More than 160 experts on cetaceans will meet this weekend at the Science Park of the University of Valencia to celebrate the 10th National Congress of the Spanish Society of Cetaceans, a non-profit organisation that promotes the protection of mammals, turtles and the marine environment in general, through training and dissemination of scientific knowledge. The symposium is organised by the Cavanilles Institute of Biodiversity and Evolutionary Biology (ICBiBE).

X SEC 2017

The conference deals with the main researching lines and the last advances in this field. With a total of 54 presentations, the schedule includes topics such as health, physiology or parasitology as well as the conservation and the fauna related to cetaceans and marine turtles, the cetacean acoustic communications, the beaching and the distribution map of this kind of mammals.

The congress will open on Friday, 29th September, at 15:30, in the Marie Curie Auditorium. The people in charge of the inauguration will be the director of the Scientific Park, Juan Antonio Raga, on behalf of the Principal of the Universitat de València; the counsellor of Agriculture, Environment, Climate Change and Rural Development Department, Elena Cebrián; the president of the Spanish Society of Cetaceans (SEC), Camilo Saavedra (Spanish Institute for Oceanography); the Dean of the Faculty for Biological Sciences, Javier Lluch, and the director of the Cavanilles Institute, Juan Monrós.

There will be two inaugural conferences, ‘Cetáceos y parásitos: hacia una perspectiva biológica integral’ (Cetaceans and  parasites: towards an integral biological perspective) by Francisco Javier Aznar (Unidad de Zoología Marina-ICBiBE) and another one by Victoria González (Fundación Biodiversidad), who presents the project Life IP Intermares, the greatest initiative of preservation of the marine environment in Europe, which is coordinated by the Ministry of Agriculture, fishing, feeding and environment through the Fundación Biodiversidad.

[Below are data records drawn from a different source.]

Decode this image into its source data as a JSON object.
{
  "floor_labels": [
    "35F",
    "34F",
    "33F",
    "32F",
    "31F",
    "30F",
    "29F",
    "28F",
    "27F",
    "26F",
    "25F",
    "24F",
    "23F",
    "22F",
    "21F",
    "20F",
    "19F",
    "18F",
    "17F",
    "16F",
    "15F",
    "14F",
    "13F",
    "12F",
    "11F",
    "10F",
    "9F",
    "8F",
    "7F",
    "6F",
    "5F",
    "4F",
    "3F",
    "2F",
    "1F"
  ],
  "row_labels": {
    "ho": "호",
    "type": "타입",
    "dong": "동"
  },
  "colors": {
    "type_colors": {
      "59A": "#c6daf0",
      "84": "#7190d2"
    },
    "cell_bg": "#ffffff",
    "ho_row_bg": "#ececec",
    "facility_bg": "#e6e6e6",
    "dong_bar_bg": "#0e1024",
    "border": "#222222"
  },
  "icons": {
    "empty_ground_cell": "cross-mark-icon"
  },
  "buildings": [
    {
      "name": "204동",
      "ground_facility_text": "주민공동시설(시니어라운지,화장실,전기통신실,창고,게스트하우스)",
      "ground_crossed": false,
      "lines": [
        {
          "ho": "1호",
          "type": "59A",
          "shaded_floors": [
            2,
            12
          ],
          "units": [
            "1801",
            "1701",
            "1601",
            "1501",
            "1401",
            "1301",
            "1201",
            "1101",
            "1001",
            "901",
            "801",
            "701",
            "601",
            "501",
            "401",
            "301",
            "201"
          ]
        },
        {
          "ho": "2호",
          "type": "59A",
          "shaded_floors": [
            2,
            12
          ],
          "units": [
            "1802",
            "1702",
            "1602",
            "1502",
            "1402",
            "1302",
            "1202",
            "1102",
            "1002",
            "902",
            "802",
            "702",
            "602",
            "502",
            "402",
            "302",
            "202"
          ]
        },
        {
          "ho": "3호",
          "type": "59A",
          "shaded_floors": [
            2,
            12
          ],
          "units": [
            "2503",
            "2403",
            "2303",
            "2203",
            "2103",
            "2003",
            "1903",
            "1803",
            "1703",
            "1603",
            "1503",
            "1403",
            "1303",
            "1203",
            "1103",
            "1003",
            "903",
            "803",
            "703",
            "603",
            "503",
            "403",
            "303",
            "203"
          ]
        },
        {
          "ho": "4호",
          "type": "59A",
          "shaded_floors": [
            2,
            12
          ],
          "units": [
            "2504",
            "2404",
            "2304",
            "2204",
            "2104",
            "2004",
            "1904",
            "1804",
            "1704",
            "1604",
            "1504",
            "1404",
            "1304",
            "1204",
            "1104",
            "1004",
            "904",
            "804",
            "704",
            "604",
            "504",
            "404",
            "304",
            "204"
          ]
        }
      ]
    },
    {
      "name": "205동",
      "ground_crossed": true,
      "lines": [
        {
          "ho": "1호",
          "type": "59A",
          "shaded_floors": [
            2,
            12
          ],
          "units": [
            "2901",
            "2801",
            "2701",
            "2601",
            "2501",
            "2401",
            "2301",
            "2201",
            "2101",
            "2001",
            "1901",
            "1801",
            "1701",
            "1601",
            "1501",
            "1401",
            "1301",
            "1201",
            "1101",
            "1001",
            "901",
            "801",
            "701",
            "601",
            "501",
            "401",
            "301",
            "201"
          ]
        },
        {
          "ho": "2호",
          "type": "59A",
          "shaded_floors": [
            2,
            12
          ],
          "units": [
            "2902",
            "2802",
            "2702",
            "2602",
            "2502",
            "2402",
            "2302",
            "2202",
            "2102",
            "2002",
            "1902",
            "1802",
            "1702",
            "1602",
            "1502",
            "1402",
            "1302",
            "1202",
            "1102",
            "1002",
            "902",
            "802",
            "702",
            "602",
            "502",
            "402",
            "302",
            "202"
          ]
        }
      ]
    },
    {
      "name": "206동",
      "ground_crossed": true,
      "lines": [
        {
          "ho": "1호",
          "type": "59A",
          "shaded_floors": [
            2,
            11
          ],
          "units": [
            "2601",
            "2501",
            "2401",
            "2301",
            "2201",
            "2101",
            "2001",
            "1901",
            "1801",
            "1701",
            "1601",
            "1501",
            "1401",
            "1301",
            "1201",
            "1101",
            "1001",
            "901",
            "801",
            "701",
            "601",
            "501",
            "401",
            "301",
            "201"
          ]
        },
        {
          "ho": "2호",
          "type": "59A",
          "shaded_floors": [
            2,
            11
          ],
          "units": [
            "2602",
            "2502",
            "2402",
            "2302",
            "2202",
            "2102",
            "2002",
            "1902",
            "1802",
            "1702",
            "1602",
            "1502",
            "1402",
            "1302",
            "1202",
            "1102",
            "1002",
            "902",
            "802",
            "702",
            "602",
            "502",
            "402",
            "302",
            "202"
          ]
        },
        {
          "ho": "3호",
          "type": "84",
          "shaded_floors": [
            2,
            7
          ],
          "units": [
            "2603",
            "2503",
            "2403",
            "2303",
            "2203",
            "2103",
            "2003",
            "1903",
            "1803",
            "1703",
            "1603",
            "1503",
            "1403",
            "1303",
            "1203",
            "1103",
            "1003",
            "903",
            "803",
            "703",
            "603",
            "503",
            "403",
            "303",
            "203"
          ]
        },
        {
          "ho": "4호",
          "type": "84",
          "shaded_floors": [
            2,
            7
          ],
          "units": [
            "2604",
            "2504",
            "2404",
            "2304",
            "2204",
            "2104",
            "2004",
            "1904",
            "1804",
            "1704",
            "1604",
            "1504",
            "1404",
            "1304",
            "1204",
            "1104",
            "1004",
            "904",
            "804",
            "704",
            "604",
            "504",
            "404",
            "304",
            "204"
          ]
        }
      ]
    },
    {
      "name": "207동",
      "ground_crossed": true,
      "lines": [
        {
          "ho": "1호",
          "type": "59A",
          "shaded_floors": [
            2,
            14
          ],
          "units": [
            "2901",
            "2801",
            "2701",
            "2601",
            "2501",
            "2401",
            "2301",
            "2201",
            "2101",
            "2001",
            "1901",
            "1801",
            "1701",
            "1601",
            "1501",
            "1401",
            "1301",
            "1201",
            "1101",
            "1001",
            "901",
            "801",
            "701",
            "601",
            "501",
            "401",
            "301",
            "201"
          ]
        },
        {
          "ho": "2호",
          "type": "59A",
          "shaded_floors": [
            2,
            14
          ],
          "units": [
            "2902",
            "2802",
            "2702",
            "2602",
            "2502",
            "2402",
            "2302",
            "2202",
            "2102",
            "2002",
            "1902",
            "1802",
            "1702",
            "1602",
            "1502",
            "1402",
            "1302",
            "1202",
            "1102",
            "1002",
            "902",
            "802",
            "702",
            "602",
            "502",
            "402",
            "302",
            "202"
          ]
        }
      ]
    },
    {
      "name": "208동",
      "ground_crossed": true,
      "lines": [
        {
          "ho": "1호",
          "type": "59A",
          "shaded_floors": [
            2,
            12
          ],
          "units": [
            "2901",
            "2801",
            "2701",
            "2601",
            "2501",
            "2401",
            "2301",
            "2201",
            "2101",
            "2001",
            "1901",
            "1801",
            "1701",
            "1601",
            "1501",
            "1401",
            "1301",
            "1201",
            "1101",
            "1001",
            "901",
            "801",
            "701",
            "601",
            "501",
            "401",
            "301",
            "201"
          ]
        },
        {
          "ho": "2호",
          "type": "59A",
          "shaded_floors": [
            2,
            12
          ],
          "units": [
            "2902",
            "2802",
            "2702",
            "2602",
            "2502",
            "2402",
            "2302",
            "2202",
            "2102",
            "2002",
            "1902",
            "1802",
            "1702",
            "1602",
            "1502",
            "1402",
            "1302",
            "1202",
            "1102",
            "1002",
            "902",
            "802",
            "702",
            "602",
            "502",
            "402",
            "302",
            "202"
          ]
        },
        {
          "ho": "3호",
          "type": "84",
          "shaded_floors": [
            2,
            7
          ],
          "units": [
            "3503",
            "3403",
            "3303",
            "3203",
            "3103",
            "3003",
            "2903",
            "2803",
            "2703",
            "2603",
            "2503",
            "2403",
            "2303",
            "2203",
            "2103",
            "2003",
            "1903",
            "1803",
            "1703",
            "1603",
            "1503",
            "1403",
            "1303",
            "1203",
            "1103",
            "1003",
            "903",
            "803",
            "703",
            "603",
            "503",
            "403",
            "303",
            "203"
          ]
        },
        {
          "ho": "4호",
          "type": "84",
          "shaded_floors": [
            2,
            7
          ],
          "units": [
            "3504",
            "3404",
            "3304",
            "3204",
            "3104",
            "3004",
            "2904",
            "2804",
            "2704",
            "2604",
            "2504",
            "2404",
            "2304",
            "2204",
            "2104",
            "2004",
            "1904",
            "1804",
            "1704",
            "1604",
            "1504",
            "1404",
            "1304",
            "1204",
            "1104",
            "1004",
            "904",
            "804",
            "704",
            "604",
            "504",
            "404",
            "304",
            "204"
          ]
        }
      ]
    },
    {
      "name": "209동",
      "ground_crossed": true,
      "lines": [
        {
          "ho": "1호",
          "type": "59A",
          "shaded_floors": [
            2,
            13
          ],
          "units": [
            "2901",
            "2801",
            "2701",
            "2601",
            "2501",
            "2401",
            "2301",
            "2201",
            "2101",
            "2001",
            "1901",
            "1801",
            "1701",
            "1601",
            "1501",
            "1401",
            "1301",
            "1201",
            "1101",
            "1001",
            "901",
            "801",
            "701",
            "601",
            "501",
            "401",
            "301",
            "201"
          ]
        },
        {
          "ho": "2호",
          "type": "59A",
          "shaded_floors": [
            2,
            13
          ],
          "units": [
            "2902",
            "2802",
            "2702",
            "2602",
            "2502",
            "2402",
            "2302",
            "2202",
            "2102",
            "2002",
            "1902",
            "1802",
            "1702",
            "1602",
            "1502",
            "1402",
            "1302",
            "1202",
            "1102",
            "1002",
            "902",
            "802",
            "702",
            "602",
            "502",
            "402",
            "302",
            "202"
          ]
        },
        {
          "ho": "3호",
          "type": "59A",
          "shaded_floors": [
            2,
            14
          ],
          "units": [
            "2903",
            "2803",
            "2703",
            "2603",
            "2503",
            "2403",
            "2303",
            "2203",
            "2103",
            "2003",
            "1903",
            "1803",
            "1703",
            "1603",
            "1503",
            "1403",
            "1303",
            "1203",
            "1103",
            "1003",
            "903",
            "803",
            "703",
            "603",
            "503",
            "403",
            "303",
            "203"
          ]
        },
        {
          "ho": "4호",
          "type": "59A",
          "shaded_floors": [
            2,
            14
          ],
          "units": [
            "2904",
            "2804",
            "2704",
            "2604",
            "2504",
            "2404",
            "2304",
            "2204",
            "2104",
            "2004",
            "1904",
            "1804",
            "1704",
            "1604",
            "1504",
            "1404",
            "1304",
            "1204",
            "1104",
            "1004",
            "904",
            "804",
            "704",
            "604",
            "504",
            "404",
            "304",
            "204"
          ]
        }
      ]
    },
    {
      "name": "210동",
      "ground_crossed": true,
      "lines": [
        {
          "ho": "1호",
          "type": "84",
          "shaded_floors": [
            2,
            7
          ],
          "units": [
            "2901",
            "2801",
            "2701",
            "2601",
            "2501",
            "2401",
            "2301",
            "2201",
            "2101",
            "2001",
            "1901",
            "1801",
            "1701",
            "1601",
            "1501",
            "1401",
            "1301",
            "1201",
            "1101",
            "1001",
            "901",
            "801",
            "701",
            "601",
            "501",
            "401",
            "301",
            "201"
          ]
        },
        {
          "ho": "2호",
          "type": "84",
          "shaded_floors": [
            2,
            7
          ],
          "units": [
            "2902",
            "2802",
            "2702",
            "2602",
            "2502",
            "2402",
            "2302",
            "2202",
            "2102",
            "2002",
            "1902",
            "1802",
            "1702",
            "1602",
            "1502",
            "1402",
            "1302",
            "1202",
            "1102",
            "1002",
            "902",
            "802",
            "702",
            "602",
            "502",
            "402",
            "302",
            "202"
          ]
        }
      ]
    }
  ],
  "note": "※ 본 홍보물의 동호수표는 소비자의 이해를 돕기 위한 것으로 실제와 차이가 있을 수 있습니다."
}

During the meeting, which ends on Saturday afternoon with the General Assembly of SEC, the multiplatform 'Tortugas Oceanógrafas’, which aims to follow large pelagic predators (far from the coast) with submarine drones, will be presented. The results of the INDICIT project on the environmental state of the European marine environment and in particular on marine litter and plastics in the food webs will also be presented. Ten European R&D centres, among them the Cavanilles Institute of Universitat de València, take part in this project.

The congress has the collaboration of the Valencian Department for Agriculture, Environment, Climate Change and Rural Development of the Valencian Government, the Official College of Veterinarians of Valencia and the Oceanographic of Valencia.